云逸的手臂环住媚儿的身体,环得更紧,感受到了,感受到了这女人身体的颤抖,感受到了这女人情绪的释放,感受到了这女人对自己的依赖。

但云逸的心里清楚,清楚这只是开始,清楚完全恢复媚儿的正道功法需要大量的纯阳精元长期净化,清楚这意味着长期的、持续的双修,清楚这不仅仅是治疗手段,更是加深羁绊的过程。

云逸的视线落在窗外,落在窗外的月光上,月光照进寝室,照在床上,照在两人的身上,照在媚儿被汗水和精液浸透的身体上,照在云逸坚定的脸上。

云逸知道,知道从今天开始,媚儿不再只是策反的工具,不再只是给莫渊戴绿帽的对象,而是一个真正需要被救赎的人,是一个被囚禁了数百年、被剥夺了身份数百年、现在终于有机会找回自己的人。

云逸的手掌在媚儿的背部继续拍打,拍打的动作是有节奏的,像是在给予某种安全感,像是在告诉这女人,你不是一个人,你有我。

媚儿趴在云逸的怀里,趴了很久,泪水在这个过程中慢慢停下来,呼吸在这个过程中慢慢平稳下来,身体在这个过程中慢慢放松下来,这女人的手从云逸的脸上移到云逸的胸膛,手掌按在云逸的胸膛,感受着云逸的心跳,感受着云逸的温度,感受着云逸给予的安全感。

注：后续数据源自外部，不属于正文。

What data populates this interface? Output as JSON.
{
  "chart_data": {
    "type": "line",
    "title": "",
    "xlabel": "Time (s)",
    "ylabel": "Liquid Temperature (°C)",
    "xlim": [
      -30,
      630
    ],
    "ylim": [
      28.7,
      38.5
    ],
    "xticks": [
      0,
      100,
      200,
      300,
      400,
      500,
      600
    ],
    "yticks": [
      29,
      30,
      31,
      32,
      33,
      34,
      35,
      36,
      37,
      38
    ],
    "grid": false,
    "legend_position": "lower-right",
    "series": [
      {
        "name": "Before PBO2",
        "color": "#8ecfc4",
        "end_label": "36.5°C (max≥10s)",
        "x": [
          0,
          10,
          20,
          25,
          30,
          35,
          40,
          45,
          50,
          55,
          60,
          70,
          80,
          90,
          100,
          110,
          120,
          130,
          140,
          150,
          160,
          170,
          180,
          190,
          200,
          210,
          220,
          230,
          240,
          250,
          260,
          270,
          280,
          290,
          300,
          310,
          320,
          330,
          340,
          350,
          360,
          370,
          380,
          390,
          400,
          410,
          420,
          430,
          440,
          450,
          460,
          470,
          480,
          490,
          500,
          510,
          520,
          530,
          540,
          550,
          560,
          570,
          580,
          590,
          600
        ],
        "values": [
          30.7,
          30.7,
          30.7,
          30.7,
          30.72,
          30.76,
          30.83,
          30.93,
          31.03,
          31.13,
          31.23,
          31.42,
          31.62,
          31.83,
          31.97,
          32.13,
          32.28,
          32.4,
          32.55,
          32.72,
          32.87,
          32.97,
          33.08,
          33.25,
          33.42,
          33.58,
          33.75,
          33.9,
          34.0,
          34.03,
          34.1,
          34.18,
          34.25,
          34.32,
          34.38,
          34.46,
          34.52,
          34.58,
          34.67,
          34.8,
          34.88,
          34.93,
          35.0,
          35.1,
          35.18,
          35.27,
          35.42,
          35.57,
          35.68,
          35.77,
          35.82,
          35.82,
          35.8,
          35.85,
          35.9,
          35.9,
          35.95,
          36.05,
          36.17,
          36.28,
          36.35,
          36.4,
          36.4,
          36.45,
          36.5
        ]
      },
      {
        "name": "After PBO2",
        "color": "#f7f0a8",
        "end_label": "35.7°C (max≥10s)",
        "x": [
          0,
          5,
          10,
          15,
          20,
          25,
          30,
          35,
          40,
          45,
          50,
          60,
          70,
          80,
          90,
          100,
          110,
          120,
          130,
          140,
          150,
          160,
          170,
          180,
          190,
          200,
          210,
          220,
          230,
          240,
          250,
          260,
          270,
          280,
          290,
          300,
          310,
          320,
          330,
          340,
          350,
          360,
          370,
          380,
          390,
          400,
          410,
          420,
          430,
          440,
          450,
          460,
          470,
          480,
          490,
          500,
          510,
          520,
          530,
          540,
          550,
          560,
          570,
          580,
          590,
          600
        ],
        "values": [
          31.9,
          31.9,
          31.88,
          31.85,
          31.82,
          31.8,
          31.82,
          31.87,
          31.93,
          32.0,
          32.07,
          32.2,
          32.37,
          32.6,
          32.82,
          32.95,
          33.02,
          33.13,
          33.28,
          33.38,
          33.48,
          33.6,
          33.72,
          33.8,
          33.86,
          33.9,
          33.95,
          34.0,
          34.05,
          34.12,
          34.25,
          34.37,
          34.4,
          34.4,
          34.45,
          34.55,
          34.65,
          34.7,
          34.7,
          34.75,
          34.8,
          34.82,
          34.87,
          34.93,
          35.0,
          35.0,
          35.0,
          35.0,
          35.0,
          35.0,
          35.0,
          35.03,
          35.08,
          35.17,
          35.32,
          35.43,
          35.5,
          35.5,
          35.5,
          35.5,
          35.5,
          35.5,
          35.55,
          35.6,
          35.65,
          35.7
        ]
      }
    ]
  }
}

这女人的眼眸慢慢闭上,闭上的动作是缓慢的,像是终于可以放心地休息了,像是终于找到了可以依靠的人,像是终于不用再一个人承受数百年的痛苦了。

云逸感受到了媚儿的放松,手臂环住这女人的身体更紧了一点,把这女人抱得更紧,像是在给予某种承诺,像是在告诉这女人,我会帮你找回自己,我会帮你回到碧落宗,我会帮你重新成为碧雪。

但云逸的心里清楚,清楚这条路很长,清楚这条路很难,清楚完全恢复媚儿的正道功法需要大量的纯阳精元长期净化,清楚这意味着长期的、持续的双修。